The possible involvement of Hsp90 in the mechanism of DT-C membrane translocation might also be an interesting finding since this protein is different from other chaperones in that most of its known substrates to date are signal transduction proteins such as steroid hormone receptors and signaling kinases (Young et al., 2001). Very recently, it has been shown that binding of Hsp90 to certain mitochondrial preproteins is required for their docking to the Tom70 import receptor and their translocation into the inner membrane/matrix (Young et al., 2003). This indicates a new role for Hsp90 in membrane protein translocation, and may be related to its detection in the CTF complex.

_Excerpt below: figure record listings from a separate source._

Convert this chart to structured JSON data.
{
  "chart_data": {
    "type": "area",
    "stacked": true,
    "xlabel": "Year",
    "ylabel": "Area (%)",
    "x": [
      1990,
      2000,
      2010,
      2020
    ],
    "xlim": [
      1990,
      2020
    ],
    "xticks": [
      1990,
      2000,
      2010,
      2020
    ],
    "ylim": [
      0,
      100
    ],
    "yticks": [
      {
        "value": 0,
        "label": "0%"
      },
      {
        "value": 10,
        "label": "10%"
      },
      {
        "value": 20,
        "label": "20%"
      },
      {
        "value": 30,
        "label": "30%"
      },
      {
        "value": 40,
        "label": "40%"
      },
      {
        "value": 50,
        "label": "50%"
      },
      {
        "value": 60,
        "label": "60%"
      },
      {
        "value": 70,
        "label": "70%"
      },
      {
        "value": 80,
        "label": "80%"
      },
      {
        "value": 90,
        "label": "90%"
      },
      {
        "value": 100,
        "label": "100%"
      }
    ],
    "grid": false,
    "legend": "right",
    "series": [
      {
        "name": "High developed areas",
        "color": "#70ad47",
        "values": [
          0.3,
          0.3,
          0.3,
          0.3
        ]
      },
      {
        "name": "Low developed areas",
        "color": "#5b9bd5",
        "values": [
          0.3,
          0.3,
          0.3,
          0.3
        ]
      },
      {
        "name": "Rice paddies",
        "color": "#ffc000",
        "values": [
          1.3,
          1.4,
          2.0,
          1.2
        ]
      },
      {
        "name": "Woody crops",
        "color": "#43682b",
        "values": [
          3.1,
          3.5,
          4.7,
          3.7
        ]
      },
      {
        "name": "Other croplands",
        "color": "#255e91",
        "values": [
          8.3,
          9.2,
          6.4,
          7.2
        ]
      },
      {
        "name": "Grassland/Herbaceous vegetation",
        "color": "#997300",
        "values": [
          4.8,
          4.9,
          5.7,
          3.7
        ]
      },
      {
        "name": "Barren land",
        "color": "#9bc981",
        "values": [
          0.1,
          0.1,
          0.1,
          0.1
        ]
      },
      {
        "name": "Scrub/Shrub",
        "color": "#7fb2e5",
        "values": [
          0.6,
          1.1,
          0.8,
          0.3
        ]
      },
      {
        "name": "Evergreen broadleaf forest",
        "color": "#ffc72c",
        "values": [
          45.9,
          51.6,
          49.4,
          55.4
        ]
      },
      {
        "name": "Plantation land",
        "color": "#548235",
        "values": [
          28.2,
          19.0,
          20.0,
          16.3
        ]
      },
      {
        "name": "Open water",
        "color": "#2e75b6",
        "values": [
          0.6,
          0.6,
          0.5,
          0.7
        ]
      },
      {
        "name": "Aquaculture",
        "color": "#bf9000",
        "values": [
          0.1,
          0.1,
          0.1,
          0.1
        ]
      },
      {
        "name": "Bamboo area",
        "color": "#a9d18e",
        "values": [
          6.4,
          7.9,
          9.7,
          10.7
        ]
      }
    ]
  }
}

Following the observations of Ratts et al. (2003), which provide evidence that cellular factors are required for DT-C translocation, one is tempted to speculate that this mechanism may have broader implications. For example, the Botulinum neurotoxins and Bacillus anthracis toxins are deadly poisons, which might be used for bioterrorism. These toxins, like DT, are A-B toxins that require passage through an acidic endosomal compartment to inject their catalytic fragment into the cytosol. The assay reported by Ratts et al. (2003) may also allow screening for drugs that may impair the translocation of DT-C and the catalytic domain of other toxins into the cytosol. Such an assay may also allow the screening for pharmaceutical drugs that enhance the activity of chimeric toxins by boosting the efficiency of the membrane translocation of their catalytic domain resulting in a larger family of targeted “magic bullets,” thereby more completely fulfilling the dream of Paul Ehrlich some 100 year ago.